Am 13. März 2015 hat die BaFin im Rahmen der Dialog- und Verlautbarungsphase zur Vorbereitung auf Solvency II die angekündigte Verlautbarung des Themenblocks 11 „Berechnung und Prüfung der Solvabilitätskapitalanforderung (SCR)“ veröffentlicht.

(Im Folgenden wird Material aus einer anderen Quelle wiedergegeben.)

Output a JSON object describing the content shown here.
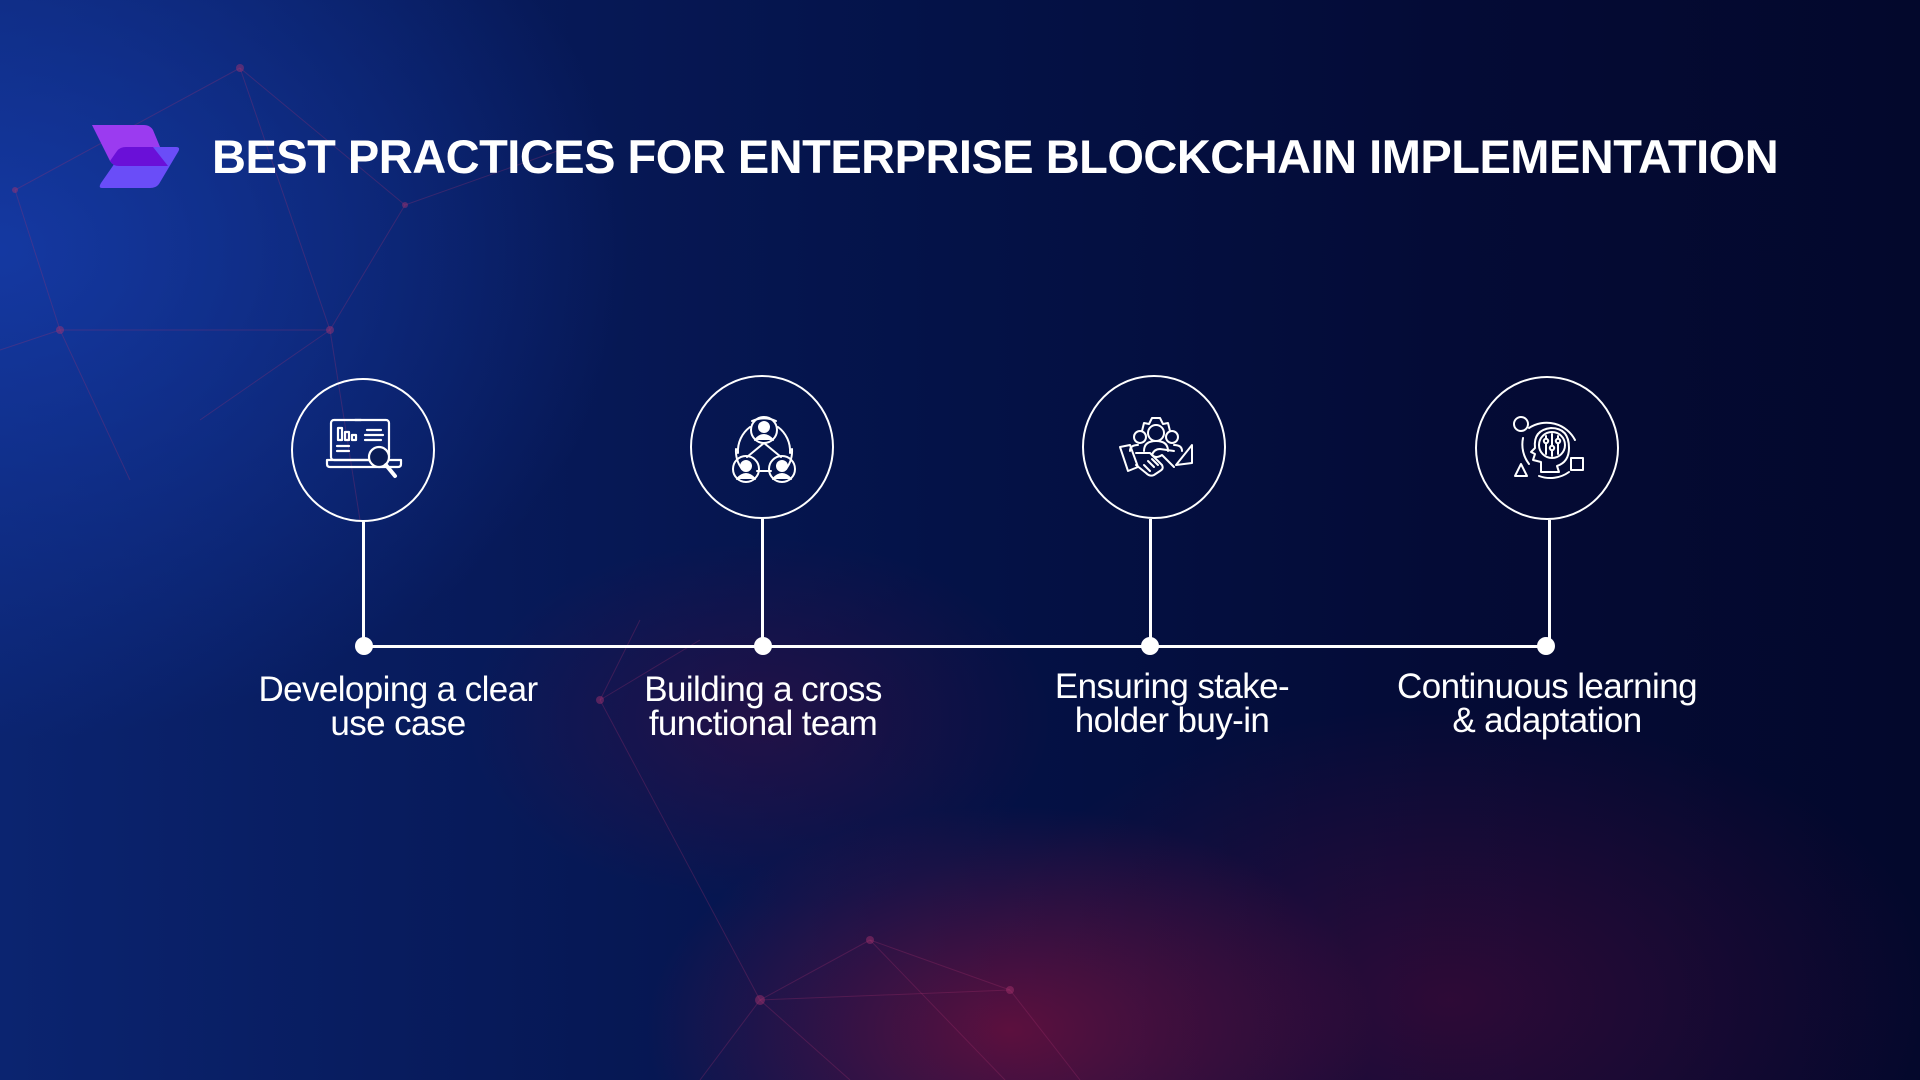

Bis auf diejenigen Unternehmen, die den Abschluss neuer (Rück)Versicherungsverträge bis zum 1. Januar 2016 einstellen werden, sind im Rahmen der unternehmenseigenen Risiko- und Solvabilitätsbeurteilung (ORSA) nach § 27 Abs. 2 Nr. 3 VAG-E alle Unternehmen dazu verpflichtet, eine Beurteilung der Signifikanz der Abweichung des Risikoprofils von den Annahmen, die der Berechnung der Solvabilitätskapitalanforderung zugrunde liegen, vorzunehmen. Im Rahmen der Vorbereitungsphase erwartet die BaFin von allen Unternehmen, die sich nicht in der Vorantragsphase für ein internes Modell befinden, in 2015 die Durchführung einer solchen Beurteilung.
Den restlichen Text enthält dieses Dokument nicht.